As Jim became more involved as a volunteer, then as a member of the NRF board, Sherrie leant her fundraising expertise to NRF’s cause.

“I had been involved in Denver in a lot of fundraising activities, so I volunteered,” she said.

In 2009, she joined the committee for Taste of Carolinas, at that time five years old and floundering.

“At that point, it was failing,” Sherrie said. “I thought, ‘This is a lot of work for $4,000, maybe we should do it differently.’”

The committee set about “tweaking” Taste, adding the chef’s competition, and the resulting reinvention of the signature NRF event was a success — almost too much of a success, according to Sherrie.

“In 2011, we had too many people. We were a victim of our own success,” she laughed.
More tweaking ensued, including making it a patrons-only event, which kept the numbers up to fundraising expectations, but down enough there were no lines and plenty of food.

“It was fun. It really was a fun group of people we were working with. It was so important for the organization, because it became our primary external fundraiser other than membership.
I was especially interested in the children’s education piece and being able to pay for that,” Sherrie said.
The education aspect was equally important to Jim.

“We really tried to give the education piece of it equal billing. We were going for environmental awareness. We were really trying to understand when there were issues with the rivers and what they were,” Jim said.
Under Jim’s watch as board president, NRF initiated education sessions where Riverkeepers did an overview of environmental law; NRF set up a mechanism for the public to report issues on or in the waterways; and a daylong symposium about fracking was organized at the North Carolina History Center at Tryon Palace.

“We had a whole discussion of the risks of fracking. That, I think, was another part of the public awareness piece that took a lot of work, and we had some controversy. We had pro-fracking and anti-fracking speakers and really tried to have a balanced view,” Jim said. “We advertised it, got it on NPR, and we got people who were concerned about the river, and we got people who thought all this stuff was a bunch of hooey, who wanted to hear what the issue was.”

Jim initially had reservations about the merger between Neuse Riverkeeper Foundation and Pamlico-Tar River Foundation, but by the time his presidency ended, two of oldest conservation organizations were poised to become Sound Rivers — “a very good thing,” he said.

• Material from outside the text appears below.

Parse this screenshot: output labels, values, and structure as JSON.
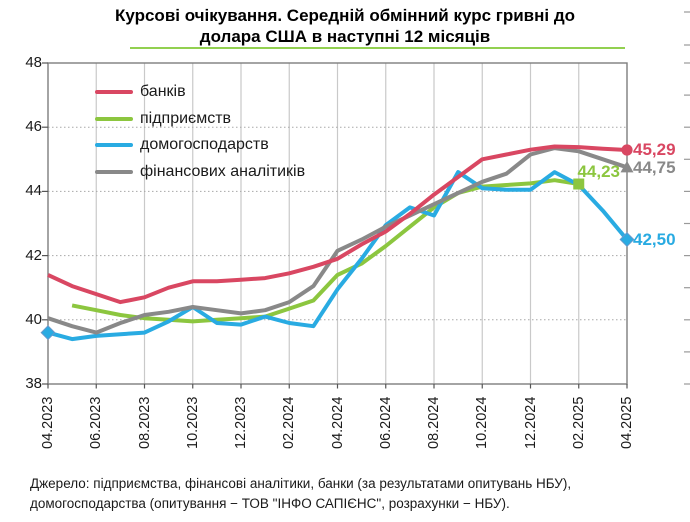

The issues facing the rivers then are the same one facing the rivers today, Jim said: nutrient pollution, particularly caused by concentrated animal feeding operations (CAFOs) and stormwater runoff; fish kills due to algal blooms caused by both. He said his wish is that environmental law would be enforced to the point that Sound Rivers can focus solely on educating people about and advocating for the rivers.
“I used to say in the NRF, the NRF’s ultimate goal is not be in business,” Jim said.